As troubled as our relationship to these paintings can become, we must not forget the beauty that is also evoked as a result of those significant traces. The beauty calls us into the sublime. This is achieved when we become larger than ourselves from entering a temporary space of meaning usually beyond imagining; a space that connects all of us at a level we are seldom aware of within our own clockwork lives.

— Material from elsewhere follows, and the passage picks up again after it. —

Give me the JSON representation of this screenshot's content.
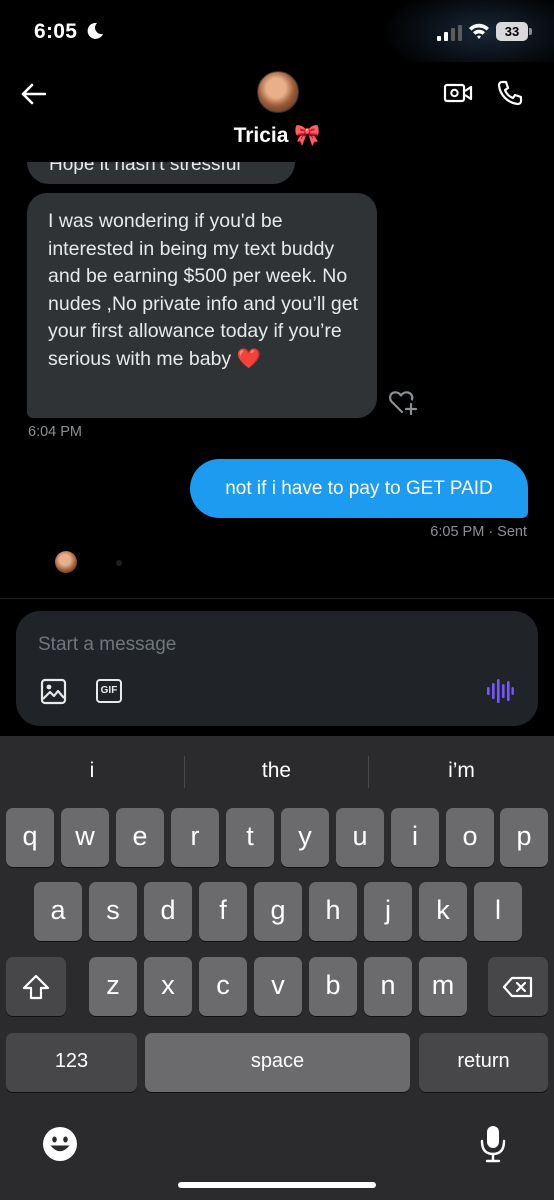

It is an ineffable space, but when we gain brief entry, we begin to understand ourselves and see into a common human condition; its transience, its fragility, but also an empowering sense of acceptance of the things we cannot change, the losses that we must bear together or alone.
To stay in this transcendental space is an impossibility, although there have been rumours that a few have succeeded in doing so (examples of Hindu gurus, Saints or Bodhisattvas come to mind; that is, if you believe in that kind of thing).
Aftermath. This is the word I am left with at the end of engaging with these paintings. Whether the artwork conveys this idea of aftermath as a pure fact of beauty or stunning tragedy is ultimately left to the viewer to decide. I, for one, sense my own mortality in these paintings, and the mortality that connects us all.
Published in Willy Tay's exhibition catalogue in 2007.